# Peas and onions in cream sauce ... HELP!



## Claire (Oct 11, 2009)

For the first time in decades, I'm to be a guest at Thanksgiving dinner.  My husband volunteered me to make his favorite dish, peas and baby onions in cream sauce. He loves this, and I do make it every Thanksgiving, and our hosts jumped on it, loving peas, but never having had it in this form.  

The thing is, I've never been completely happy with mine.  My husband loves it, but when I pinned him to the wall, he admitted, mine is a little runny.  It doesn't matter much, people will forgive you anything if you make good mashed potatoes, great dressing, and super gravy (which I do), after that, face it, most barely take a spoonful of the sides.  

Well, now I have nothing much to do besides peas and baby onions in cream sauce.  The peas and onions are no big deal, but what is the best way to thicken my cream sauce?  I've tried wondra flour mixed with butter.  Other thickeners besides flour don't hold well at all over the time you need it to (I'm going to have to bring it, ready made, to the group, and maybe get microwave time to heat it).  So, unlike some thickeners that break down over time, it has to be able to stand up to some time.

Help!


----------



## Dillbert (Oct 11, 2009)

>>the best way to thicken my cream sauce?

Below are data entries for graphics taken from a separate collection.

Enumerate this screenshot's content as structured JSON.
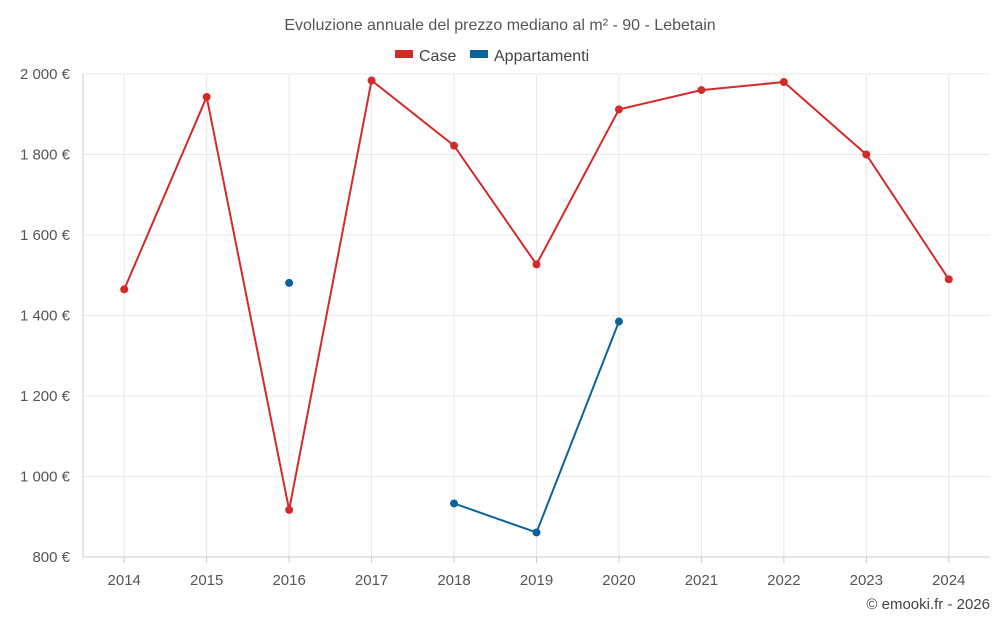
{
  "chart_data": {
    "type": "line",
    "title": "Evoluzione annuale del prezzo mediano al m² - 90 - Lebetain",
    "categories": [
      "2014",
      "2015",
      "2016",
      "2017",
      "2018",
      "2019",
      "2020",
      "2021",
      "2022",
      "2023",
      "2024"
    ],
    "series": [
      {
        "name": "Case",
        "color": "#d42a2a",
        "values": [
          1465,
          1943,
          917,
          1984,
          1822,
          1527,
          1912,
          1960,
          1980,
          1800,
          1490
        ]
      },
      {
        "name": "Appartamenti",
        "color": "#0d6399",
        "values": [
          null,
          null,
          1481,
          null,
          933,
          861,
          1385,
          null,
          null,
          null,
          null
        ]
      }
    ],
    "ylim": [
      800,
      2000
    ],
    "yticks": [
      800,
      1000,
      1200,
      1400,
      1600,
      1800,
      2000
    ],
    "ytick_labels": [
      "800 €",
      "1 000 €",
      "1 200 €",
      "1 400 €",
      "1 600 €",
      "1 800 €",
      "2 000 €"
    ],
    "grid": true,
    "legend": "top-center"
  },
  "credit": "© emooki.fr - 2026"
}
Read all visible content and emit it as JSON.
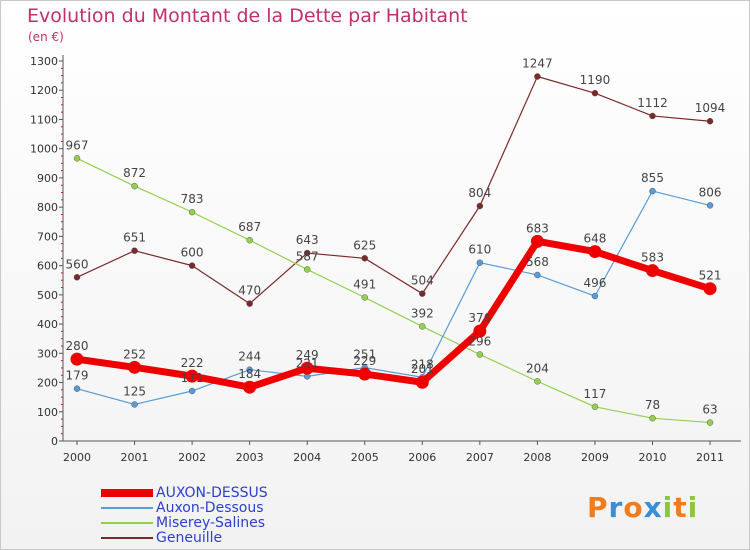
{
  "header": {
    "title": "Evolution du Montant de la Dette par Habitant",
    "unit": "(en €)"
  },
  "logo": {
    "letters": [
      "P",
      "r",
      "o",
      "x",
      "i",
      "t",
      "i"
    ],
    "colors": [
      "#f07c1e",
      "#3a8fd4",
      "#f07c1e",
      "#3a8fd4",
      "#8cc63f",
      "#f07c1e",
      "#8cc63f"
    ]
  },
  "chart_data": {
    "type": "line",
    "x": [
      "2000",
      "2001",
      "2002",
      "2003",
      "2004",
      "2005",
      "2006",
      "2007",
      "2008",
      "2009",
      "2010",
      "2011"
    ],
    "ylim": [
      0,
      1300
    ],
    "yticks": [
      0,
      100,
      200,
      300,
      400,
      500,
      600,
      700,
      800,
      900,
      1000,
      1100,
      1200,
      1300
    ],
    "grid": false,
    "legend": "bottom-left",
    "series": [
      {
        "name": "AUXON-DESSUS",
        "color": "#ee0000",
        "values": [
          280,
          252,
          222,
          184,
          249,
          229,
          201,
          376,
          683,
          648,
          583,
          521
        ]
      },
      {
        "name": "Auxon-Dessous",
        "color": "#5b9bd5",
        "values": [
          179,
          125,
          171,
          244,
          221,
          251,
          218,
          610,
          568,
          496,
          855,
          806
        ]
      },
      {
        "name": "Miserey-Salines",
        "color": "#92d050",
        "values": [
          967,
          872,
          783,
          687,
          587,
          491,
          392,
          296,
          204,
          117,
          78,
          63
        ]
      },
      {
        "name": "Geneuille",
        "color": "#7b2a2a",
        "values": [
          560,
          651,
          600,
          470,
          643,
          625,
          504,
          804,
          1247,
          1190,
          1112,
          1094
        ]
      }
    ]
  }
}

try reversing the thought process - make a nice white roux, add cream until it is thin enough to suit the dish.

the trick of course is to start with enough flour/butter to make the needed volume - "adding more cream" is easy - but too little volume when the consistency is right means making more roux....  (or add some cornstarch slurry, get it back up to temp, add more cream - a bit of a cheat - but it works in a pinch....)

it is important to cook the roux to get rid of any raw flour taste.
it is even more important to get the mix to a mild simmer to ensure the flour/butter  has exhausted its 'thickening power' - once you have reached that point any more liquid dilutes/makes thinner - doesn't 'absorb' and create more thickness.

the re-heating does pose some additional challenge.  a roux based sauce gets thicker as it cools, and does not go back to the  'thin-ness' when re-heated - so you'll need to make the sauce thinner than what you want in the final product so on reheat it's 'about right' - regrets, that's largely an 'experience' thing.  I've found it better to over-thin than under-thin - because a too-thin sauce is still passable, but a too-thick sauce is just gloppy sticky glue....


----------



## Andy M. (Oct 11, 2009)

Do you use heavy cream and butter and cook it down to thicken it or do you make a béchamel with flour butter and milk?

If the former, just cook it down more to thicken it as you would for an Alfredo sauce.

If you are using a white sauce, make it separate from the veggies and combine the two at the dinner site after ensuring the sauce is the right thickness.

If you over-thicken, you can always thin it out with a little more dairy.


----------



## Constance (Oct 12, 2009)

I've always had a problem when adding peas to a white sauce...they seem to exude liquid and make the sauce runny. Now I spoon the peas on the plate and ladle the white sauce over them.


----------



## msmofet (Oct 12, 2009)

i have the oppisite problem. my sauce is usually way to thick like mud sometimes and i need to thin it out with 1/2 and 1/2. i rarely use heavy cream for anything, i like 1/2 and 1/2 better.


----------